Study reveals 14% of all massive stars are on collision course — and the results are weird

New research offers clues to the origins of one of the most bizarre phenomena in the universe.

The origin story of one of the most bizarre phenomena in the universe is becoming increasingly clear, thanks to a new study published Monday in The Astrophysical Journal Letters.

The research sheds light on binary black holes — systems in which two black holes are interlocked in a close orbital dance around one another. Considering that they have the collective power of two of the most massive objects in the universe, binary black holes can produce some of the strongest gravitational waves ever detected, rippling space-time like nothing else we yet know of.

In the new study, scientists describe a new method to estimate how many massive stars will eventually collide and form binary black holes. And according to their calculations, 14 percent of all massive stars in the universe will eventually give birth to these strange, strong systems.

An artist's interpretation of the collision of two black holes.

Aurore Simonnet

Massive stars are rarities in themselves — of the ones we know about, they tend to clock in at least 25 times the mass of our Sun and are located very far from Earth. To estimate how many result in binary black holes, the researchers used forensic data from past massive-star collisions to make their projections.

Binary black holes have been theorized for decades, but the first of these bizarre objects wasn't discovered until September, 2015, when the Laser Interferometer Gravitational-Wave Observatory (LIGO), detected gravitational waves from a binary black hole collision. That marked the first real-time observation of a black-hole merger.

The gravitational-wave signal event, dubbed GW150914, was the result of two black holes colliding in a galaxy more than one million light years from Earth.
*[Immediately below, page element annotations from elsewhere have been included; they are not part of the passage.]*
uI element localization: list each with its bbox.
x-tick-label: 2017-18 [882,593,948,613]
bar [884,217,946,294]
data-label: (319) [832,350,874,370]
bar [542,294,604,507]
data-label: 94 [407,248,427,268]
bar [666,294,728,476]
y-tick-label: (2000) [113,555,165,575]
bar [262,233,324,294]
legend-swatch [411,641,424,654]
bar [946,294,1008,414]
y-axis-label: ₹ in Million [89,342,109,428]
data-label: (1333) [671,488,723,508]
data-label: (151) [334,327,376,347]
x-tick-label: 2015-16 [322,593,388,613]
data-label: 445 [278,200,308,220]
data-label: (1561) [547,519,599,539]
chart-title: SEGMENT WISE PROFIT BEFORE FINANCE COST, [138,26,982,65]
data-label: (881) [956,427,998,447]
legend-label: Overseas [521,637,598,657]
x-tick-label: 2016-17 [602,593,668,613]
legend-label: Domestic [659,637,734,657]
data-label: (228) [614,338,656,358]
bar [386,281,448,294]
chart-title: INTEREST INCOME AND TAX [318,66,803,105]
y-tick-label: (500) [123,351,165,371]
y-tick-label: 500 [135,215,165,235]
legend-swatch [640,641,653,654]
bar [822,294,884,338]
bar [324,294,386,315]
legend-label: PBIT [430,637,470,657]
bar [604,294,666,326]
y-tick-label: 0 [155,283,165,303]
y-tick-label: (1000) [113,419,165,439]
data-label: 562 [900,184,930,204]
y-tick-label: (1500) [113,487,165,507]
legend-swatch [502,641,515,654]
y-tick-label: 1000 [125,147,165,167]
At the time, LIGO researchers estimated that, at its height, the power radiating from the black hole merger would have been more than 10 times that of the combined light power from every star and galaxy in the observable universe.
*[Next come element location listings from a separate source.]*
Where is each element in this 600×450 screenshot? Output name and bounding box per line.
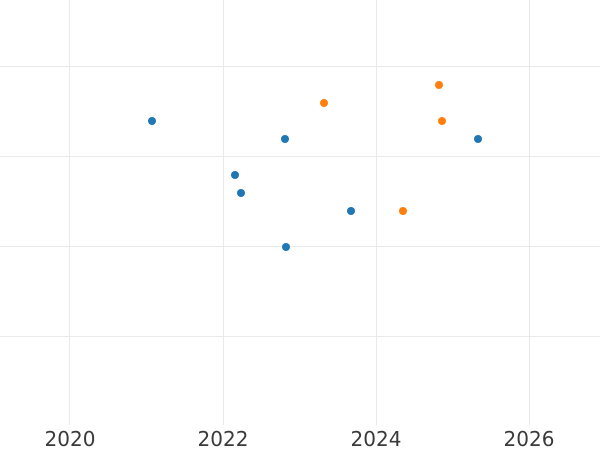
blue-series-point — [280, 134, 289, 143]
blue-series-point — [473, 134, 482, 143]
x-tick-label: 2020 — [44, 427, 96, 450]
x-gridline — [69, 0, 71, 425]
blue-series-point — [237, 188, 246, 197]
x-gridline — [222, 0, 224, 425]
orange-series-point — [319, 98, 328, 107]
y-gridline — [0, 66, 600, 68]
orange-series-point — [398, 206, 407, 215]
y-gridline — [0, 336, 600, 338]
x-tick-label: 2024 — [350, 427, 402, 450]
y-gridline — [0, 156, 600, 158]
plot-area — [0, 0, 600, 425]
x-gridline — [375, 0, 377, 425]
x-tick-label: 2022 — [197, 427, 249, 450]
blue-series-point — [281, 242, 290, 251]
x-gridline — [528, 0, 530, 425]
x-tick-label: 2026 — [503, 427, 555, 450]
blue-series-point — [147, 116, 156, 125]
blue-series-point — [231, 170, 240, 179]
orange-series-point — [437, 116, 446, 125]
orange-series-point — [434, 80, 443, 89]
blue-series-point — [346, 206, 355, 215]
y-gridline — [0, 246, 600, 248]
An artist's impression of GW150914.

NASA

Since this breakthrough, scientists have discovered more than a dozen binary black holes.

Tracing black hole binaries' birth

"Researchers up until now have theorized the formation and existence for pairs of black holes in the universe, but the origins of their predecessors, stars, still remains a mystery," Karan Jani, astrophysicist at Vanderbilt University, and lead author of the study, said in a statement.

Binary black holes are believed to form when two massive stars collide, but scientists wondered how often this could take place in the lifetime of the universe.

In order to resolve this question, the team of researchers behind the new study accounted for the number of available stars in the universe, the process it takes for each of these stars to transition to an individual black hole, and the detection of the collision of those black holes as made by LIGO.

“We did a forensic study of colliding black holes using the astrophysical observations that are currently available,” Jani said. “In the process, we developed a fundamental constraint, or budget, which tells us about the fraction of stars since the beginning of the universe that are destined to collide as black holes."

The results of the study revealed that 14 percent of massive stars will eventually collide with one another and form binary black holes.

“That's remarkable efficiency on nature's part,” Jani said.

The researchers are hoping that their calculations will provide a framework that scientists can use to test the formation theories of stellar binary black holes, and trace the history of black holes throughout the entirety of the universe’s timeline.

Abstract: The binary black hole mergers observed by Laser Interferometer Gravitational-Wave Observatory (LIGO)–Virgo gravitational-wave detectors pose two major challenges: (i) how to produce these massive black holes from stellar processes; and (ii) how to bring them close enough to merge within the age of the universe? We derive a fundamental constraint relating the binary separation and the available stellar budget in the universe to produce the observed black hole mergers. We find that 14% of the entire budget contributes to the observed merger rate of (30+30) M black holes, if the separation is around the diameter of their progenitor stars. Furthermore, the upgraded LIGO detector and third-generation gravitational-wave detectors are not expected to find stellar-mass black hole mergers at high redshifts. From LIGO's strong constraints on the mergers of black holes in the pair-instability mass gap (60–120 M), we find that 0.8% of all massive stars contribute to a remnant black hole population in this gap. Our derived separation–budget constraint provides a robust framework for testing the formation scenarios of stellar binary black holes.